The present invention relates to wireless communications, and more particularly to systems and methods for detecting discontinuous transmission in wireless communications.
Discontinuous transmission (DTX) is widely used in terrestrial and satellite cellular radiotelephone systems, including systems based on Time Division Multiple Access (TDMA), such as Global System for Mobile (GSM) communications and TIA/EIA-136, or Code Division Multiple Access (CDMA), such as IS-95. In particular, in conventional cellular radiotelephone communications systems, a wireless terminal may transmit continuously during a call. Normal conversation, however, may generally include pauses between periods of speech, such as when a user listens to the other party. When a wireless terminal user is not speaking, transmission of the radio signal may not be needed from an information point of view. With discontinuous transmission, pauses in normal speech are detected in order to suspend radio transmission for the duration of the pause. Discontinuous transmission can reduce air traffic, reduce interference between users, and/or extend battery life in wireless terminals. It will be understood that discontinuous transmission also may be used by a base station of a terrestrial network or a space-based component of a satellite network to wirelessly transmit to wireless terminals.
When using discontinuous transmission, a wireless transmitter may include a speech activity detector that detects whether or not a speech signal is present. During the periods during which no speech activity is detected, the transmitter may transmit nothing (as in a GSM system), or may transmit truncated bursts containing only radio control information (for example, 34 symbols versus 162 symbols, as in a TIA/EIA-136 system).

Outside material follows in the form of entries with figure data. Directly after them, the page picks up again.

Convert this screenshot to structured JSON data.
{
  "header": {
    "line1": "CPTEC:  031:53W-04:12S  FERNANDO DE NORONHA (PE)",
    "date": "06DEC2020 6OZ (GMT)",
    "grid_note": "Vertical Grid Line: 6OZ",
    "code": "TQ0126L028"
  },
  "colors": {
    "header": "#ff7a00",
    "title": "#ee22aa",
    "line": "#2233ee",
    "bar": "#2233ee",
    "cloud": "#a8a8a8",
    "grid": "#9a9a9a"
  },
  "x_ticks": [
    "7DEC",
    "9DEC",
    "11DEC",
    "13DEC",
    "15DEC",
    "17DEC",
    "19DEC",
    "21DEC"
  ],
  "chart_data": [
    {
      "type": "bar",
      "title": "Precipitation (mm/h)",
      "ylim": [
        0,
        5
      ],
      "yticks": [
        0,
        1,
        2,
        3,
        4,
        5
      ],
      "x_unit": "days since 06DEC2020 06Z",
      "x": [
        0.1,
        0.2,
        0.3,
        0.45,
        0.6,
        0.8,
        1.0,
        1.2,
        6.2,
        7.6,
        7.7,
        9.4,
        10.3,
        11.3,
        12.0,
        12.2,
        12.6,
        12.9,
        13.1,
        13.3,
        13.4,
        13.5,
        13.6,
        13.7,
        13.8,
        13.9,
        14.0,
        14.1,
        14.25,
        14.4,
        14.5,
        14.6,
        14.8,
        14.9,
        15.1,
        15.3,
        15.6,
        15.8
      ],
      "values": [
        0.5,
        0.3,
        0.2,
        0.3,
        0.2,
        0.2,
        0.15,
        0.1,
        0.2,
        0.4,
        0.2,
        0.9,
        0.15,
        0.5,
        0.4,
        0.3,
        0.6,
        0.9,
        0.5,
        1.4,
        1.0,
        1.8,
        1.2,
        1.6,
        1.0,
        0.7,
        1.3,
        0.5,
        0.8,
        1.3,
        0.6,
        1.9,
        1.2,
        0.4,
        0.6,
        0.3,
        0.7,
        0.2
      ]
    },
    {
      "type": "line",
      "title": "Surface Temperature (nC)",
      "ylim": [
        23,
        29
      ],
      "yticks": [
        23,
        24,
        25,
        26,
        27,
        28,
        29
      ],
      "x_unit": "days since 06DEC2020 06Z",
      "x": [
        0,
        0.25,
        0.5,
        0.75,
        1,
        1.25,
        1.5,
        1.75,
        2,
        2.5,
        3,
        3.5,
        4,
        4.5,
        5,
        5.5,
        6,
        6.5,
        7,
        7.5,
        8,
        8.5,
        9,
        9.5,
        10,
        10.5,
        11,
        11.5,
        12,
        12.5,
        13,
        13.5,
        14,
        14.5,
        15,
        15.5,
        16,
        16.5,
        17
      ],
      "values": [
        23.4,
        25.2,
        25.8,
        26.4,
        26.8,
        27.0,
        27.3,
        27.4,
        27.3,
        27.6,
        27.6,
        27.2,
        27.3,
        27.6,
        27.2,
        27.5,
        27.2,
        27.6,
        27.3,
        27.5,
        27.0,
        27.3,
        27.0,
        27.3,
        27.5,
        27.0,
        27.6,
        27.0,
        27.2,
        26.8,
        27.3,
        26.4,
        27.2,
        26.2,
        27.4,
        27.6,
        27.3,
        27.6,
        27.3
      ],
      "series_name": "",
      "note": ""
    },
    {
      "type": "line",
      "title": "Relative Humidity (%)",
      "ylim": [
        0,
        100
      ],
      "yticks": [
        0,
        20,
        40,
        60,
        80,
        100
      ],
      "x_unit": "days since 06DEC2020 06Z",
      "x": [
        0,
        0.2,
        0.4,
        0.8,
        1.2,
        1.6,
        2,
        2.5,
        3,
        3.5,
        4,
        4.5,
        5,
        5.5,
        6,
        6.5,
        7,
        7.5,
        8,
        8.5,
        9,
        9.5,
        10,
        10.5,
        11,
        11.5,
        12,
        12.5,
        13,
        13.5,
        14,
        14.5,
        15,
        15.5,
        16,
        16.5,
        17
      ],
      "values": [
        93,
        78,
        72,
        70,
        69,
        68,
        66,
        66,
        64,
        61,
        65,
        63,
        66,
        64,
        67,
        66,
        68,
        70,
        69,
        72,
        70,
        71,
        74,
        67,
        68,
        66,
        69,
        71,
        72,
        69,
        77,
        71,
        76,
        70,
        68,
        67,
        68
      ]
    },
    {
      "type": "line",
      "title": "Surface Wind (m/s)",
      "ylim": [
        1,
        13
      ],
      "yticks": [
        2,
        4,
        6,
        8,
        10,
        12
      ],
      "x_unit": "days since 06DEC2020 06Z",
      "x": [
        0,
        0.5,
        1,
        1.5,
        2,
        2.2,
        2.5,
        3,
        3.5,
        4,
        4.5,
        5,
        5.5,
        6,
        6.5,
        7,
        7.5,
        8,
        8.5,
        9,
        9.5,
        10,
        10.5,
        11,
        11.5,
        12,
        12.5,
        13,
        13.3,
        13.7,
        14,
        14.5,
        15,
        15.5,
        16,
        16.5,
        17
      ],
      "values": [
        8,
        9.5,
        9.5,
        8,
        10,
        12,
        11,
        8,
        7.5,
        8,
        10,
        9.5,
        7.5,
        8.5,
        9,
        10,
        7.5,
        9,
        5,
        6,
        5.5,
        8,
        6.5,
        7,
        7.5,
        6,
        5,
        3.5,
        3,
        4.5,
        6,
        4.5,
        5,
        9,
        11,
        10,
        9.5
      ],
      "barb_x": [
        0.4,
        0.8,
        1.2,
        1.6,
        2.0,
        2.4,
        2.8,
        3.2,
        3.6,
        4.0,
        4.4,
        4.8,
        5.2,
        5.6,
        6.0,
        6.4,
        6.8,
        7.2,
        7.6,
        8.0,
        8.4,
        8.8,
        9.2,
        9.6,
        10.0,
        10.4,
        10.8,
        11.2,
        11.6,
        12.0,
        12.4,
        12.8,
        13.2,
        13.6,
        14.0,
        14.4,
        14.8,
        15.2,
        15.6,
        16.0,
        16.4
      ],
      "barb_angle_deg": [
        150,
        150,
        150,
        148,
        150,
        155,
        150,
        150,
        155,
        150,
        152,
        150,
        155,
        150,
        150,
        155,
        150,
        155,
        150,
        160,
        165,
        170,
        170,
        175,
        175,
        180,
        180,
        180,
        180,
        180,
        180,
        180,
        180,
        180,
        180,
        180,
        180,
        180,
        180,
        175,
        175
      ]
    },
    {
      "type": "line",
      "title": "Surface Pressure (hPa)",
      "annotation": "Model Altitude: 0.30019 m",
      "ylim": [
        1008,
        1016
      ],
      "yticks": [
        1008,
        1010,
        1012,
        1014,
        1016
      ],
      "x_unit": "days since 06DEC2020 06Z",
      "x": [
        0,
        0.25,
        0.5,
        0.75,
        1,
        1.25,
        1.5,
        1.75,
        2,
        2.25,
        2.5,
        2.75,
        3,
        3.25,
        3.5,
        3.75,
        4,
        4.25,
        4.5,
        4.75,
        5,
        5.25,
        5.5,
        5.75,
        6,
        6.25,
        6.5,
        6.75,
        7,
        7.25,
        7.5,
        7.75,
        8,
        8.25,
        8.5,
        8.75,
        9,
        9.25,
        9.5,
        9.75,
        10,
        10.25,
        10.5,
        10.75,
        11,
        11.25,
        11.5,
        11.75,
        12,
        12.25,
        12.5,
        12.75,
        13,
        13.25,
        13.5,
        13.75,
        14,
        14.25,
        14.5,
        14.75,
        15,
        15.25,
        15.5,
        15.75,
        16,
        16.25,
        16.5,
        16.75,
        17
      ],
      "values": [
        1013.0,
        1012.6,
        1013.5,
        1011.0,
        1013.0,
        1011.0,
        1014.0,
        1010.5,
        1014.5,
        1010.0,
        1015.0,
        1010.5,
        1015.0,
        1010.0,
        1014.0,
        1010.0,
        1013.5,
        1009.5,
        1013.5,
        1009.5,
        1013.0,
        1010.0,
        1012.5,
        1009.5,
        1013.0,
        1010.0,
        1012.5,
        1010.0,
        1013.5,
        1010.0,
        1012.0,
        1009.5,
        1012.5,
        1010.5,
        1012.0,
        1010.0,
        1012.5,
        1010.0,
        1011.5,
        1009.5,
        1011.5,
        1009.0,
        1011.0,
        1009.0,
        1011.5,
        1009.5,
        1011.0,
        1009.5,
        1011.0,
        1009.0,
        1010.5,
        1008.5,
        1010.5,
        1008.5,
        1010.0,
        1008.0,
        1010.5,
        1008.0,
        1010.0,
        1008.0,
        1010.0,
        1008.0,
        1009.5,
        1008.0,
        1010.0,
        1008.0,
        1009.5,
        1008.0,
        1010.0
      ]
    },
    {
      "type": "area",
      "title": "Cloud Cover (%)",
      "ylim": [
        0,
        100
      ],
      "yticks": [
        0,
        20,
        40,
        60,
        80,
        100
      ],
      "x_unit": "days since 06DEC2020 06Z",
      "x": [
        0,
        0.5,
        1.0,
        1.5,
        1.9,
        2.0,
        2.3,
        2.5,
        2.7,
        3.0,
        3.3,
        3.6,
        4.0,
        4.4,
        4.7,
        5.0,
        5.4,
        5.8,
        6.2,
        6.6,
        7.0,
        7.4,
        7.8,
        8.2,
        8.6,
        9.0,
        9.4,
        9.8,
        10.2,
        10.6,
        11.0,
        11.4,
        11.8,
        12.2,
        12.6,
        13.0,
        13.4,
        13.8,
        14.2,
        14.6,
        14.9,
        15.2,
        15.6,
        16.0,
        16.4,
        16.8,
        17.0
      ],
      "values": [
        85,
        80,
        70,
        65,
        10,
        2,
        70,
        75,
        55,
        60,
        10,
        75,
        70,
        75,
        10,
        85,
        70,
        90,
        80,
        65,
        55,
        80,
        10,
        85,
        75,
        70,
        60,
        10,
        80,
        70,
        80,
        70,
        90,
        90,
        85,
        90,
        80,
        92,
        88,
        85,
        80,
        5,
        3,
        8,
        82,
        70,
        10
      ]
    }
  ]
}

The transmission of at least some truncated bursts may be desirable, to maintain a wireless connection between the wireless terminal and the base station serving it, and to transmit control information. In either case, the state in which truncated bursts are transmitted also is known as a DTX-Low or DTX-0 state, and the state in which normal, full-length bursts are transmitted also is known as a DTX-High or DTX-1 state.
Accordingly, it may be desirable for the wireless receiver to be able to distinguish between the DTX-High state and the DTX-Low state, in order to detect whether a normal burst or a truncated burst is present in a received information signal.
It is known to detect whether a normal burst or a truncated burst is present in a received information signal by using one or more features that are calculated during the processing (demodulating and/or decoding) of each received burst. For example, U.S. Pat. No. 6,097,772 to Johnson et al., entitled System and Method for Detecting Speech Transmissions in the Presence of Control Signaling, assigned to the assignee of the present invention, the disclosure of which is hereby incorporated herein by reference in its entirety as if set forth fully herein, describes the use of an estimated bit error rate to reduce the probability that control signals and other non-speech transmission segments are interpreted as speech and played. Also, U.S. Pat. No. 6,092,230 to Wood et al., entitled Method aid Apparatus for Detecting Bad Frames of Information in a Communication System, the disclosure of which is hereby incorporated herein by reference in its entirety as if set forth fully herein, describes the use of a Viterbi decoder metric to detect bad frames of information. Finally, U.S. patent application Ser. No. 10/002,722, filed Nov. 15, 2001, corresponding to U.S. Publication No. US 2003/0095507 A1, published May 22, 2003, entitled DTX Detection Method With High Success Probability, to the present inventor, et al., and assigned to the assignee of the present invention, the disclosure of which is hereby incorporated herein by reference in its entirety as if set forth fully herein, describes the use of the Euclidian distance between a soft bit representation of a reference field, and the received frame data bits corresponding to the position of the reference field in a truncated burst, to provide discontinuous transmission detection. However, the use of at least one feature that is calculated during the processing of each received burst may not provide adequate detection probability in high noise environments.